Bak burada bir konuda hakkını yemeyelim, o ’’Nü’’ resimdeki hafif meşrep kadın vardı ya, çok derin sırt dekolteli, kalça kıvrımları ayan beyan ortada, sen de onun anatomik yapısını eleştirmiştin en acımasızından.
İşte bir tek orada haklıydın.
Elbise biraz daha aşağı inmiş olsaydı, magandalar resmi gerçek sanarak ressamın fırça darbeleriyle yarattığı kadını taciz edebilirlerdi belki de ardından tecavüz gelebilirdi.
Senin bütün kültür, sanat birikimin; ’’ o biçim’’ filmleri izlemekten ibaret değil miydi?
Sanatçı denilse, aklına gelen ilk ismin pornografiye kaçan çalışmalarıyla tanınan Arzu Okay olduğunu inkâr edebilir misin?
Bak, kültür derken bir tek dal var hakkında fikir yürütebileceğin, bunu da özellikle belirtelim ki hakkını yemeyelim.
Bir tek bol bol kitap okumanı beğenirim, okuduğun yalnızca aksiyon türü eserler olsa da.
Onda da Tatar inadın tutar, yerli yazar okumam diye diretirsin...
Keşke Agatha Cristie okuyacağına; bol bol Barbara Carland okusaymışsın da kadınlara nasıl hitap edeceğini belleseymişsin.
Hepsini bir tarafa bırakalım, sen lüks bir restorantta nasıl yemek yenileceğini biliyor musun?
Sakın biliyorum deme çok bozulurum, haberin olsun.
Senin restoran kültürün; çalıştığın havlu dokuma atölyesinin karşısındaki lokantada sabahları bol sarımsaklı, sirkeli işkembe çorbası içmekten ibaret değil mi?
Bir de köfteci Ali abinin seyyar arabasında sattığı tükürük köftesi. Gerisi fasarya ki ne fasarya... Hadi hayal kuralım, ikinizi el ele tutuşturalım, çok lüks bir restorantta yemeğe gittiğinizi varsayalım.
O İtalyan veya Fransız mutfağını tercih ederken, yemeğin yanında hangi şarabın gideceğini bilebilirken, sen sadece kuru fasulye siparişi verebilirsin, işte o an dakikada gözden düşebilirsin.
Sen çatal, kaşığın nasıl tutulacağını bilir misin?
Senin çocukluğunun kunduracı dükkânında geçtiğini, dışarıdan yemek yerseniz masraf olacağını düşünerek evden sefertasında yemek getirdiğinizi, kaşık getirmeyi unutunca da ’’kapilata’’ yla yemek yediğini inkar edebilir misin?
Müziğe ilgisi var mıdır acep, sevdiğin kızın?
Bundan sonra gelen soru ne tarz müzikten hoşlandığıdır.
Türk halk müziği ve Türk sanat musikisi hayranı sen gibi birine düşer mi klasik batı müziği seven biri?
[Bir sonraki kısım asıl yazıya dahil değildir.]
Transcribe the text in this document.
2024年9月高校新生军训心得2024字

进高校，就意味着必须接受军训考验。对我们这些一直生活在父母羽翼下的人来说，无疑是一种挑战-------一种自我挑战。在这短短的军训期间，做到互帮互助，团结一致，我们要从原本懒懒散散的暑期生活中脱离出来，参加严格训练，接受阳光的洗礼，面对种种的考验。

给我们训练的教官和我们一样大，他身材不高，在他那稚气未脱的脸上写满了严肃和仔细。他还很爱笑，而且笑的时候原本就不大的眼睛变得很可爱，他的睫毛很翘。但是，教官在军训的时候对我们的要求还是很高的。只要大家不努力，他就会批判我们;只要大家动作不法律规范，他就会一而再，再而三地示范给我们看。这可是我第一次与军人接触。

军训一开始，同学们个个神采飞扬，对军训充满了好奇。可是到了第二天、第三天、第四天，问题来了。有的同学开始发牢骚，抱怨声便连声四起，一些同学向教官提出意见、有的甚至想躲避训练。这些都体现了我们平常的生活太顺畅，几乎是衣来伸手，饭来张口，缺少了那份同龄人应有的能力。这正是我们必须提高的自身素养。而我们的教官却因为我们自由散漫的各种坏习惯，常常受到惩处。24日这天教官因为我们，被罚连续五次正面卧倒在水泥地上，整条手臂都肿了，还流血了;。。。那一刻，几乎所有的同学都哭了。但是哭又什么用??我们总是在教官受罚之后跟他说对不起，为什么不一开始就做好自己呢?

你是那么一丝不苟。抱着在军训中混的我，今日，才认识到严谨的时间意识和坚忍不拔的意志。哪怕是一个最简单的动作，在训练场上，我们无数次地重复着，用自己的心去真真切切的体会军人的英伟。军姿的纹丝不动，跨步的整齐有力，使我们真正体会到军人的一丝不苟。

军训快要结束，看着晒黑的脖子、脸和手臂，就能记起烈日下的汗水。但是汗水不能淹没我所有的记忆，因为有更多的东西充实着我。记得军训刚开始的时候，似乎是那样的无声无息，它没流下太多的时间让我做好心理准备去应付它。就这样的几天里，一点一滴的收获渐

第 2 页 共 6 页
Ya Bursa türkülerini sevmezse…
Ya Ankara’nın fidaydasına dudak bükerse...
Ya iç Anadolu’nun yürek sızlatan eşsiz ezgilerini küçümserse, hoyratlarına tepeden bakarsa, ille de Şopen, Brams, Wagner derse...
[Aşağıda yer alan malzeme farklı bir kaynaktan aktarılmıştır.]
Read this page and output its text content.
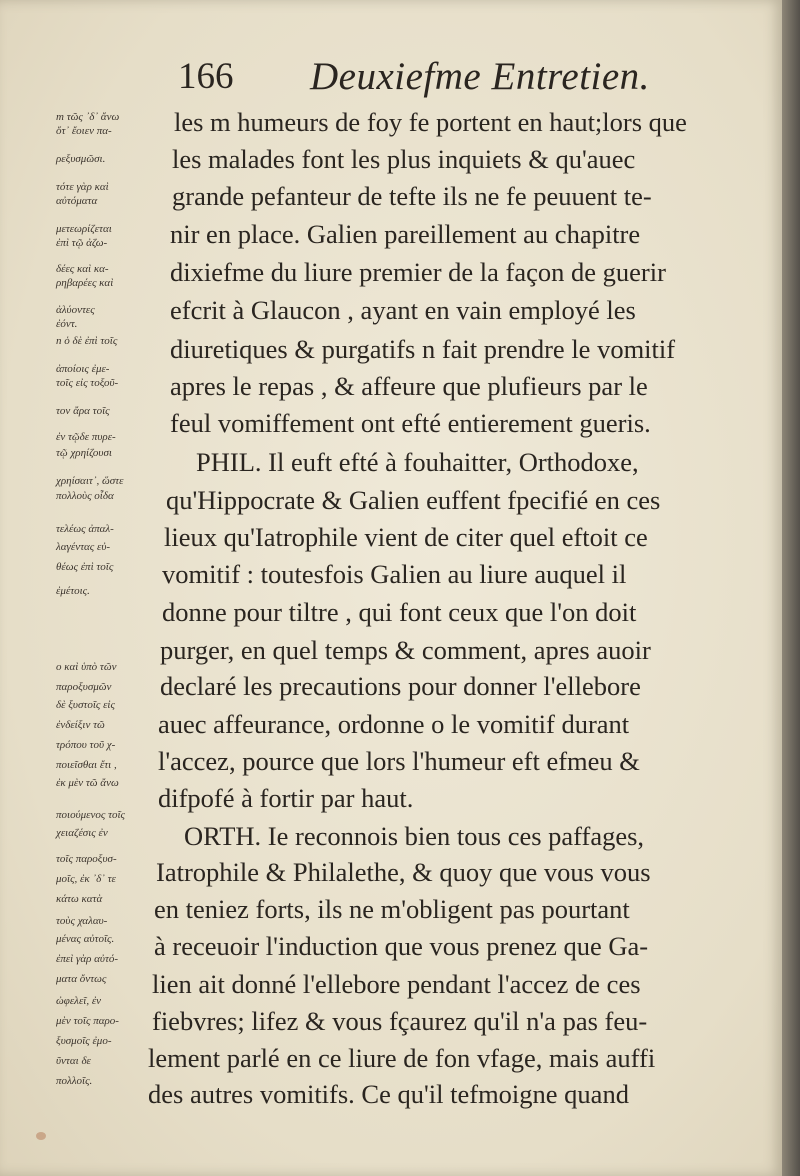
166 Deuxiefme Entretien.
les m humeurs de foy fe portent en haut;lors que
les malades font les plus inquiets & qu'auec
grande pefanteur de tefte ils ne fe peuuent te-
nir en place. Galien pareillement au chapitre
dixiefme du liure premier de la façon de guerir
efcrit à Glaucon , ayant en vain employé les
diuretiques & purgatifs n fait prendre le vomitif
apres le repas , & affeure que plufieurs par le
feul vomiffement ont efté entierement gueris.
PHIL. Il euft efté à fouhaitter, Orthodoxe,
qu'Hippocrate & Galien euffent fpecifié en ces
lieux qu'Iatrophile vient de citer quel eftoit ce
vomitif : toutesfois Galien au liure auquel il
donne pour tiltre , qui font ceux que l'on doit
purger, en quel temps & comment, apres auoir
declaré les precautions pour donner l'ellebore
auec affeurance, ordonne o le vomitif durant
l'accez, pource que lors l'humeur eft efmeu &
difpofé à fortir par haut.
ORTH. Ie reconnois bien tous ces paffages,
Iatrophile & Philalethe, & quoy que vous vous
en teniez forts, ils ne m'obligent pas pourtant
à receuoir l'induction que vous prenez que Ga-
lien ait donné l'ellebore pendant l'accez de ces
fiebvres; lifez & vous fçaurez qu'il n'a pas feu-
lement parlé en ce liure de fon vfage, mais auffi
des autres vomitifs. Ce qu'il tefmoigne quand
m τῶς ᾽δ᾽ ἄνω
ὅτ᾽ ἔοιεν πα-
ρεξυσμῶσι.
τότε γὰρ καὶ
αὐτόματα
μετεωρίζεται
ἐπὶ τῷ ἀζω-
δέες καὶ κα-
ρηβαρέες καὶ
ἀλύοντες
ἐόντ.
n ὁ δὲ ἐπὶ τοῖς
ἀποίοις ἐμε-
τοῖς εἰς τοξοῦ-
τον ἄρα τοῖς
ἐν τῷδε πυρε-
τῷ χρηίζουσι
χρηίσαιτ᾽, ὥστε
πολλοὺς οἶδα
τελέως ἀπαλ-
λαγέντας εὐ-
θέως ἐπὶ τοῖς
ἐμέτοις.
o καὶ ὑπὸ τῶν
παροξυσμῶν
δὲ ξυστοῖς εἰς
ἐνδείξιν τῶ
τρόπου τοῦ χ-
ποιεῖσθαι ἔτι ,
ἐκ μὲν τῶ ἄνω
ποιούμενος τοῖς
χειαζέσις ἐν
τοῖς παροξυσ-
μοῖς, ἐκ ᾽δ᾽ τε
κάτω κατὰ
τοὺς χαλαυ-
μένας αὐτοῖς.
ἐπεὶ γὰρ αὐτό-
ματα ὄντως
ὠφελεῖ, ἐν
μὲν τοῖς παρο-
ξυσμοῖς ἐμο-
ῦνται δε
πολλοῖς.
Acaba fazla mı kuruntu yapıyordu kendine? Gereksiz yere mi geriyordu kendini?
Bir insan üniversitede okuyorsa, illaki halkının değerlerine sırt mı dönmelidir? Ege türküleri, Ege folkloru hazine değerinde değil midir?
İzmir’in kavakları adlı türküyü işitince, gönül teli titremeyen bir müziksever var mıdır Türkiye’de?
Madem İzmirliydi sevdiği yeşil gözlü kız, elbette ki aklın yolunu bulacak, kendi topraklarından fışkıran kültürel mirasa sahip çıkacaktı...
İnşallah dayatmazdı, illa klasik müzik dinleyeceksin diye. Ne yalan söyleyecekti, hoşlanmıyordu klasik batı müziğinden.
Sorguya çekilse, imtihana tabi tutulsa, Brams’ın yabancı bir futbolcu olmadığını, dalında bir dahi olduğunu söyleyebilirdi sadece.
Aslında sade batının klasiği değildi hoşlanmadığı. Klasik
Türk musikisine de bir türlü ısınamamıştı.
Tamam, Itri’ye, Dede efendiye, 3. Selim’e sözü olamazdı elbette, her biri dehadı alanında.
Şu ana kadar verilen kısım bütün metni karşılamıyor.